Reprinted from www.libertylobby.org, home of The SPOTLIGHT archive
Buchanan Sees Populists Becoming Political Balance of Power
By Clayton Potts
The new-party movement will continue and become the "balance of power" in American politics, said Pat Buchanan after the election.
Buchanan expressed concern about fraud in voting machines and had words of caution for President-elect George W. Bush about such internationalist groups as Bilderberg and Supreme Court appointments.
There will be a "firestorm" if Bush appoints pro-abortion, left-wingers to the Supreme Court who would legislate from the bench rather than interpret the Constitution, Buchanan warned.
While he calls himself a "strict constructionist," Bush as governor has appointed some liberals to the Texas Supreme Court who later said he had asked them no questions about their ideology.
Buchanan, when questioned, ex pressed concern about the influence such groups as Bilderberg, the Trilateral Commission, and Council on Foreign Relations (CFR) would have on Bush.
They are a "breeding ground" for foreign policy wonks who favor internationalism and intervention in the affairs of other nations, he said.
As an example of potential fraud in voting machines, Buchanan cited a self-serving result: Some Florida voters who had pulled Vice President Al Gore's knob had their votes counted for Buchanan -- hardly the intent of election manipulators.
There is a "terrible potential for abuse" from voting by machines, he said.
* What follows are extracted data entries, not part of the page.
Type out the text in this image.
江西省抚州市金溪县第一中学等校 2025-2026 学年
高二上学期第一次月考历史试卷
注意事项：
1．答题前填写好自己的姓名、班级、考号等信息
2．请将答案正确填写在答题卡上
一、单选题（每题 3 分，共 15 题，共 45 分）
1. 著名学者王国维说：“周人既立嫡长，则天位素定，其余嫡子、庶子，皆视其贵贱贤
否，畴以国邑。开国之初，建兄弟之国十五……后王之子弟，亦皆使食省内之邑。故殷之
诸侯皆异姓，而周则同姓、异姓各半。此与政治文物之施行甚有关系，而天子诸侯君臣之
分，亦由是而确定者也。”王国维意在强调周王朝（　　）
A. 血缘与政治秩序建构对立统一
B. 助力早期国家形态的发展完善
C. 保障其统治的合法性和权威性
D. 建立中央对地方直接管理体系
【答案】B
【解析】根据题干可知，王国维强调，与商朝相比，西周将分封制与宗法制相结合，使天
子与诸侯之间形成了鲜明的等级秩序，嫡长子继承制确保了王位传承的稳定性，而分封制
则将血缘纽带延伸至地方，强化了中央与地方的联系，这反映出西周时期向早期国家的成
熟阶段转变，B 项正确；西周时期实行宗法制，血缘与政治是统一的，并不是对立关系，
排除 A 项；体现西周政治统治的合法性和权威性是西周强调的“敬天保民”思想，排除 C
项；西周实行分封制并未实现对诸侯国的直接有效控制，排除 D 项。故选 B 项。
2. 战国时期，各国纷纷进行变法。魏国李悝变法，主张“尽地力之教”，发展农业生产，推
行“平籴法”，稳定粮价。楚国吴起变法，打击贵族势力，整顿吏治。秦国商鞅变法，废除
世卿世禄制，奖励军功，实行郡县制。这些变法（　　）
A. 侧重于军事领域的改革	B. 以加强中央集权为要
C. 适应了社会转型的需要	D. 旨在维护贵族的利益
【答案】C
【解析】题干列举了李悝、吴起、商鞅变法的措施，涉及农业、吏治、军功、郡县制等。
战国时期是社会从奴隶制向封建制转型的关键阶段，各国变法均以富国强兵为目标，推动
Moments later Ralph Nader said Congress should hold hearings into the role of private business in public elections and the use of riggable computer ballot-counting machines.
There "were no national debates" because the two major-party candidates had a honeymoon before the cameras. While Bush and Gore agreed on most matters, such issues as national sovereignty, the World Trade Organization and NAFTA "were off the table," Buchanan said.
Will the third parties collaborate in fighting the Establishment?
Buchanan said the Constitution Party under Howard Phillips is in so much agreement with the Reform Party he heads that he hopes they can merge.
While he has great respect for Ralph Nader and his Green party, and they can collaborate on some issues, such as the WTO, NAFTA and international corporations, there are too many areas of disagreement to form a unified political coalition, Buchanan said.
He remains the leader of the Reform Party at the request of its top officials after the election disappointment, Bu chan an said.
"The Reform Party I will build will be populist with traditional values, defending heroes like Robert E. Lee and George Washington," he said. It will stress "economic nationalism" and oppose the "interventionist" policies embraced by the major parties.
"I feel good about the enemies we have accumulated" and "the Establishment is frightened," Buchanan said.